Smith's Highland Home stock farm in Marshalltown (bottom)

Following his political career Smith moved back to New York where he worked in the field of real estate with his brother, Melville C. Smith, and assisted in the building of the Arcade and Attica Railroad. Smith later moved to Marshalltown, Iowa where he continued to work as a lawyer. Smith was later involved in the breeding of various cattle and owning a large cattle ranch in Marshalltown.

Smith died on May 10, 1905, in Marshalltown.

== Personal life ==
Smith was married three times during his life.

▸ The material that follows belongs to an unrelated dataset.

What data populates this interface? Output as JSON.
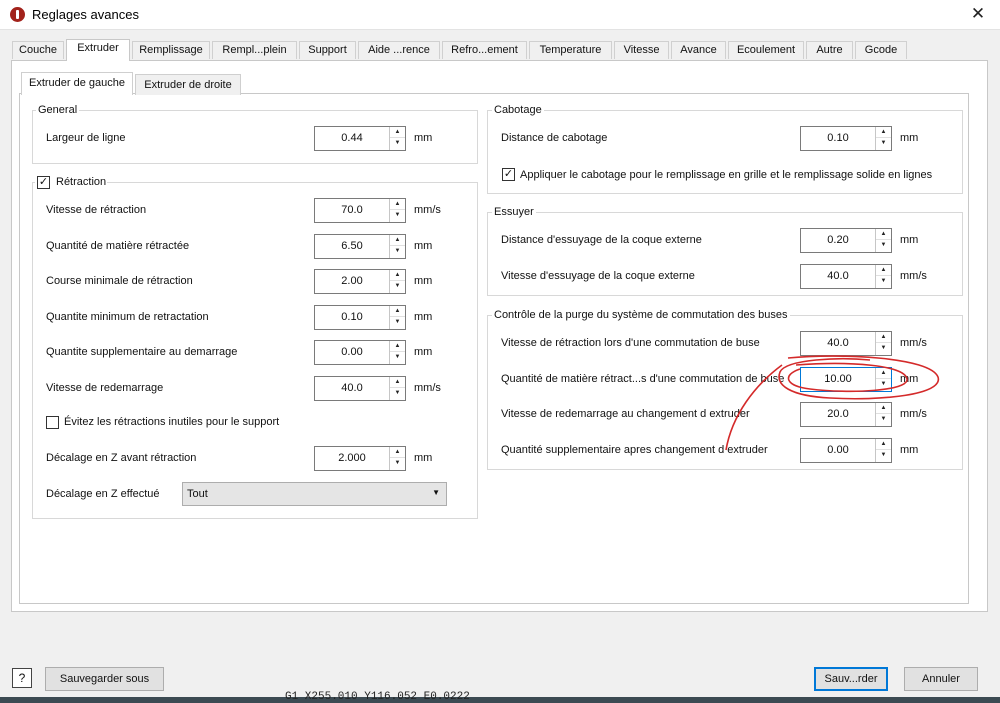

Smith was first married to Mary E. Cook on May 20, 1832, in Springville, New York. Smith's second wife was Mettia A. Palmer whom he married on June 26, 1862, in Utica, New York. Smith's third wife was Julia V. Watson whom he married on September 17, 1885, in Springfield, Illinois. Between his three spouses Smith had seven children.

Smith was the brother of Minnesota representative Melville C. Smith.